In these cases, the cost of getting the presentation wrong is high. The user is forced to jump across the file, break context and interrupt their flow.

To avoid that, we render the suggestion as an inline diff decoration. The text to be replaced is highlighted in red, while the new content is shown in green at the insertion point. This way, the user gets a clear preview of the change without moving the cursor.

This works particularly well for changes involving single-line updates or even multiple lines where each line is being changed independently.

Floating Diff Image

Because NES has the ability to propose structural edits, such as inserting a new helper function, refactoring a block of logic, or adding a multi-line configuration, it frequently produces multi-line suggestions that cannot be represented as simple, inline changes.

In these cases, the suggestion is no longer tied to the cursor’s immediate context, and the standard inline rendering stratergies do not suffice.

At this point, the decision falls under either pulling the user away from where they’re working or bringing the preview to them. Since preserving developer flow is a core design principle for NES, we consistently choose the latter.

In order to make the suggestion appear near the edit target without moving the cursor, we generate a floating diff preview and render it as an image. The color schema of the suggestion will also stay consistent with the other solutions we discussed previously - red for deleted text, and green for inserted ones.

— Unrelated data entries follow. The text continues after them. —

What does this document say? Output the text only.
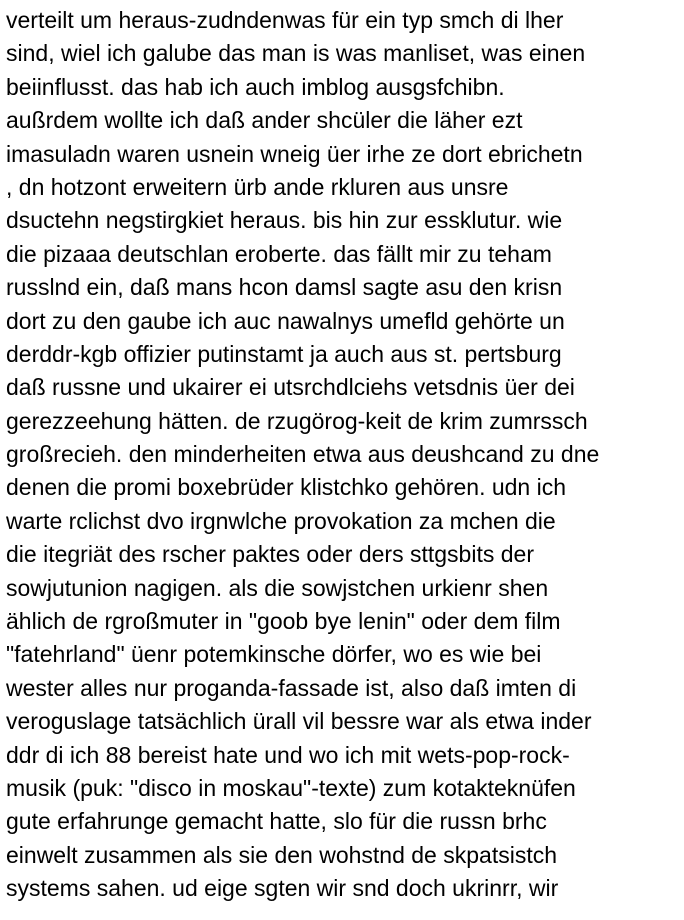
verteilt um heraus-zudndenwas für ein typ smch di lher
sind, wiel ich galube das man is was manliset, was einen
beiinflusst. das hab ich auch imblog ausgsfchibn.
außrdem wollte ich daß ander shcüler die läher ezt
imasuladn waren usnein wneig üer irhe ze dort ebrichetn
, dn hotzont erweitern ürb ande rkluren aus unsre
dsuctehn negstirgkiet heraus. bis hin zur essklutur. wie
die pizaaa deutschlan eroberte. das fällt mir zu teham
russlnd ein, daß mans hcon damsl sagte asu den krisn
dort zu den gaube ich auc nawalnys umefld gehörte un
derddr-kgb offizier putinstamt ja auch aus st. pertsburg
daß russne und ukairer ei utsrchdlciehs vetsdnis üer dei
gerezzeehung hätten. de rzugörog-keit de krim zumrssch
großrecieh. den minderheiten etwa aus deushcand zu dne
denen die promi boxebrüder klistchko gehören. udn ich
warte rclichst dvo irgnwlche provokation za mchen die
die itegriät des rscher paktes oder ders sttgsbits der
sowjutunion nagigen. als die sowjstchen urkienr shen
ählich de rgroßmuter in "goob bye lenin" oder dem film
"fatehrland" üenr potemkinsche dörfer, wo es wie bei
wester alles nur proganda-fassade ist, also daß imten di
veroguslage tatsächlich ürall vil bessre war als etwa inder
ddr di ich 88 bereist hate und wo ich mit wets-pop-rock-
musik (puk: "disco in moskau"-texte) zum kotakteknüfen
gute erfahrunge gemacht hatte, slo für die russn brhc
einwelt zusammen als sie den wohstnd de skpatsistch
systems sahen. ud eige sgten wir snd doch ukrinrr, wir
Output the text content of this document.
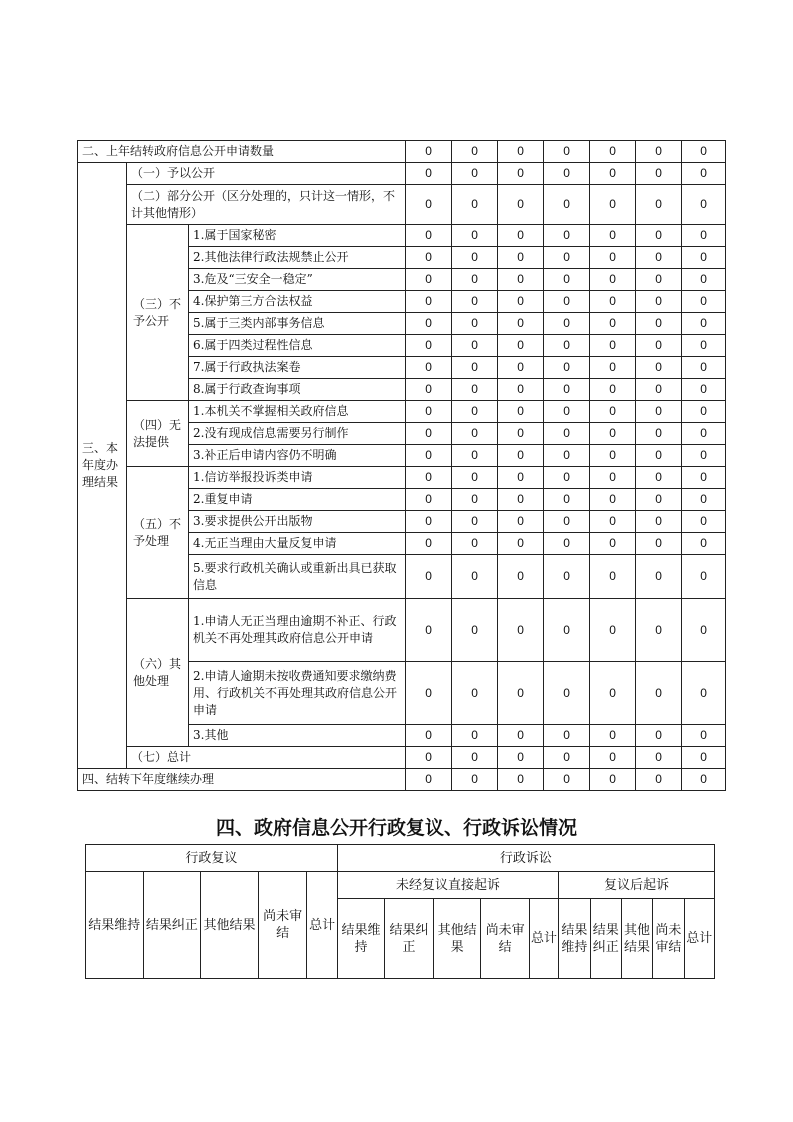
二、上年结转政府信息公开申请数量			0	0	0	0	0	0	0
三、本年度办理结果	（一）予以公开		0	0	0	0	0	0	0
	（二）部分公开（区分处理的，只计这一情形，不计其他情形）		0	0	0	0	0	0	0
	（三）不予公开	1.属于国家秘密	0	0	0	0	0	0	0
		2.其他法律行政法规禁止公开	0	0	0	0	0	0	0
		3.危及“三安全一稳定”	0	0	0	0	0	0	0
		4.保护第三方合法权益	0	0	0	0	0	0	0
		5.属于三类内部事务信息	0	0	0	0	0	0	0
		6.属于四类过程性信息	0	0	0	0	0	0	0
		7.属于行政执法案卷	0	0	0	0	0	0	0
		8.属于行政查询事项	0	0	0	0	0	0	0
	（四）无法提供	1.本机关不掌握相关政府信息	0	0	0	0	0	0	0
		2.没有现成信息需要另行制作	0	0	0	0	0	0	0
		3.补正后申请内容仍不明确	0	0	0	0	0	0	0
	（五）不予处理	1.信访举报投诉类申请	0	0	0	0	0	0	0
		2.重复申请	0	0	0	0	0	0	0
		3.要求提供公开出版物	0	0	0	0	0	0	0
		4.无正当理由大量反复申请	0	0	0	0	0	0	0
		5.要求行政机关确认或重新出具已获取信息	0	0	0	0	0	0	0
	（六）其他处理	1.申请人无正当理由逾期不补正、行政机关不再处理其政府信息公开申请	0	0	0	0	0	0	0
		2.申请人逾期未按收费通知要求缴纳费用、行政机关不再处理其政府信息公开申请	0	0	0	0	0	0	0
		3.其他	0	0	0	0	0	0	0
	（七）总计		0	0	0	0	0	0	0
四、结转下年度继续办理			0	0	0	0	0	0	0
四、政府信息公开行政复议、行政诉讼情况
行政复议					行政诉讼									
结果维持	结果纠正	其他结果	尚未审结	总计	未经复议直接起诉					复议后起诉				
					结果维持	结果纠正	其他结果	尚未审结	总计	结果维持	结果纠正	其他结果	尚未审结	总计
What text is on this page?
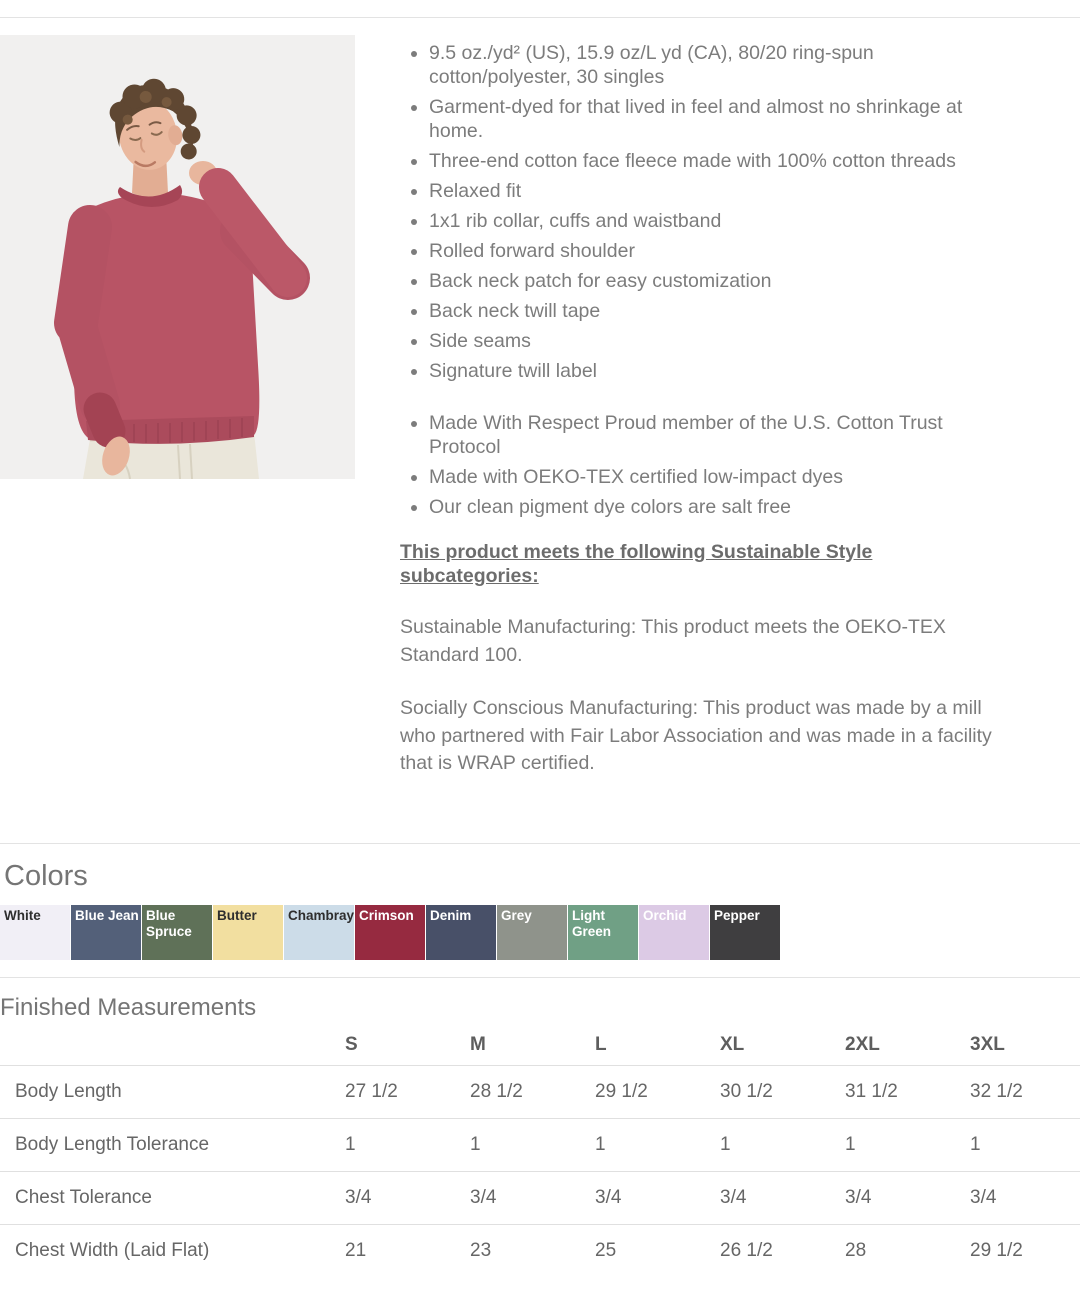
• 9.5 oz./yd² (US), 15.9 oz/L yd (CA), 80/20 ring-spun cotton/polyester, 30 singles
• Garment-dyed for that lived in feel and almost no shrinkage at home.
• Three-end cotton face fleece made with 100% cotton threads
• Relaxed fit
• 1x1 rib collar, cuffs and waistband
• Rolled forward shoulder
• Back neck patch for easy customization
• Back neck twill tape
• Side seams
• Signature twill label
• Made With Respect Proud member of the U.S. Cotton Trust Protocol
• Made with OEKO-TEX certified low-impact dyes
• Our clean pigment dye colors are salt free
This product meets the following Sustainable Style subcategories:

Sustainable Manufacturing: This product meets the OEKO-TEX Standard 100.

Socially Conscious Manufacturing: This product was made by a mill who partnered with Fair Labor Association and was made in a facility that is WRAP certified.

Colors
White	Blue Jean Blue Spruce
Butter	Chambray Crimson	Denim	Grey	Light Green
Orchid	Pepper
Finished Measurements
	S	M	L	XL	2XL	3XL
Body Length	27 1/2	28 1/2	29 1/2	30 1/2	31 1/2	32 1/2
Body Length Tolerance	1	1	1	1	1	1
Chest Tolerance	3/4	3/4	3/4	3/4	3/4	3/4
Chest Width (Laid Flat)	21	23	25	26 1/2	28	29 1/2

VS Code allows extensions to attach image-based decorations. With careful layout and positioning, these decorations can be floated near the edit target and used as a diff preview. However, the editor does not render code into images, which means the preview has to be generated by the extension itself.

This required a small rendering pipeline:

Theme matching: Every VS Code theme is an extension with a standard JSON format. We parse the active theme, extract its token colour map, and match it to the user’s active settings so the preview matches the theme in the editor.

Syntax highlighting: VSCode includes a bundled TextMate runtime. We load the grammar for the current filetype, generate syntax scopes, and apply the same colouring rules that VS Code uses. This ensures that the rendered code maintains the same appearance as the code in the editor.

Image rendering: Here we use canvaskit-wasm to render the tokenized code into an image. To draw the code properly, we took the editor’s current fontSize and lineHeight, drew each tokenized segment at the correct coordinates, then applied diff highlights (additions in green and removals in red). The final image is then surfaced using the decoration API.

This approach allows multi-line edit suggestions to appear near their target location while preserving cursor position and avoiding viewport jumps.

Conclusion

Different kinds of edit suggestions need different presentation strategies, with the editor API playing a decisive role in shaping the final experience.

Rendering an NES suggestion ended up being less about displaying text and more about maintaining the reader’s attention. Because no matter what, once attention is broken, even the best suggestion gets ignored.

Each rendering path is designed to stay as close as possible to the developer’s flow while working within the editor’s interaction model.

At this point in our journey, NES can decide what to suggest (the model), when to surface it (request management), and how to show it without disruption (rendering paths). Combined, these layers define how AI-generated edit results become truly helpful in a real IDE.